If you are a student who wants to consult my codes for your thesis, pay attention:
It is not a good essay topic. Try to abandon it as early as possible!
It is not a good essay topic. Try to abandon it as early as possible!
It is not a good essay topic. Try to abandon it as early as possible!
There are two kinds of paper document formats, which are editable document formats and fixed document formats.
Fixed document formats such as DjVu and PDF are close to what people see. However, reading and analysing their contents are not easy for computer programs.
This project aims to read and analyse editable document formats such as RTF, ODT and DOCX. As a cost, it cannot obtain some information about the layout of papers.
LaTeX is also an editable document format. Nevertheless, LaTeX documents always contain macros. As a result, reading and analysing a LaTeX document is not easier than reading and analysing its output DjVu or PDF document.

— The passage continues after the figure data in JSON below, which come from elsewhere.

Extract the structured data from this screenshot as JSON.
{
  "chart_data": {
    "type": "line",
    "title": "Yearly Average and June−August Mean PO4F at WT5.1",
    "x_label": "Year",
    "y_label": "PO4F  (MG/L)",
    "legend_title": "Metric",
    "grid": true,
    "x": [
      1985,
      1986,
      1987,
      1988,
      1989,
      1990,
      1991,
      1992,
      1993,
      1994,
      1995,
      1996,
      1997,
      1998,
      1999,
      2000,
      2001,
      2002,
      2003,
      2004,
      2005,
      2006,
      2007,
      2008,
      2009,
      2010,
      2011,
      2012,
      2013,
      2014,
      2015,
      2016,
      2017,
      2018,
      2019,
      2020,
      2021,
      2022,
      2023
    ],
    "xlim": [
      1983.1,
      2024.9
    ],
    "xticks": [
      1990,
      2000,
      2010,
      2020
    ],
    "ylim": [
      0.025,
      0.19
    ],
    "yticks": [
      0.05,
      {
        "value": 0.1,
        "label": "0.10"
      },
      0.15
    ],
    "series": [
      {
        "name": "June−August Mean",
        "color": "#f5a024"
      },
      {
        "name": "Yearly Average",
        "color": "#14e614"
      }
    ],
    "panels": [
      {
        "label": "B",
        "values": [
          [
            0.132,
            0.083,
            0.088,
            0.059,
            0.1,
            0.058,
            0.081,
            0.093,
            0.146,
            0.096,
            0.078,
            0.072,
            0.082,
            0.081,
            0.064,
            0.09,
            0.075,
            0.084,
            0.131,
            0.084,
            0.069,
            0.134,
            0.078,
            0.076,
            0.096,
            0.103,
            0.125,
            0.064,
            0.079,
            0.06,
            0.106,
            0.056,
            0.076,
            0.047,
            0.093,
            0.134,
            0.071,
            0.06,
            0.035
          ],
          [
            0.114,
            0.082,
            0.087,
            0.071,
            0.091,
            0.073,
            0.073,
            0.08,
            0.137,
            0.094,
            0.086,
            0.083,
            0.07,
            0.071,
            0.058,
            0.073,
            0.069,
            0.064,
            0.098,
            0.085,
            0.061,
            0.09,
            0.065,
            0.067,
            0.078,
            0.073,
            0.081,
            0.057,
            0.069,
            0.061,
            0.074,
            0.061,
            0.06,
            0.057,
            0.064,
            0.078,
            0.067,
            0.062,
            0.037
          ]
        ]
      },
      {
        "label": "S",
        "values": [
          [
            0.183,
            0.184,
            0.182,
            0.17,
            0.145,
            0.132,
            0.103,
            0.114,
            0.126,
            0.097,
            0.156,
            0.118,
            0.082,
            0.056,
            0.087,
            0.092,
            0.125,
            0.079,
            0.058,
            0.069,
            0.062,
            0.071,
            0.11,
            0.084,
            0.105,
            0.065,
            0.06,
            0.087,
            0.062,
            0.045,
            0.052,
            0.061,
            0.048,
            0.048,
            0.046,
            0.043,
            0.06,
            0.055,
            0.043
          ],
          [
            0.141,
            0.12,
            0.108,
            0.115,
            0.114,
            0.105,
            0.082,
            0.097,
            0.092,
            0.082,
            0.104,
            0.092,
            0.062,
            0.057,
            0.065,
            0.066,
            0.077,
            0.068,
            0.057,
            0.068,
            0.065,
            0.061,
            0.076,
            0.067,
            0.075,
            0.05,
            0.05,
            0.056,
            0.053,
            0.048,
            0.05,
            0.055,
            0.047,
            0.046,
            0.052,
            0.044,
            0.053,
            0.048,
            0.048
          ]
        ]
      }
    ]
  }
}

I believed that I must separate this system into two parts. These two parts respectively work on reading and analysing the paper document.
The former can contain several different engines, each of which works on reading documents with specific formats by a unique method. Because of a lack of time, I only implemented a buggy DOCX engine based on the Python-DOCX library.
I further divided the latter into several hierarchies. The "scanner" hierarchy tries to scan the document and obtain several segments such as title, abstract title and abstract. The "parser" hierarchy tries to parse these segments and get a catalogue of all chapters and sections. It may not be the best design.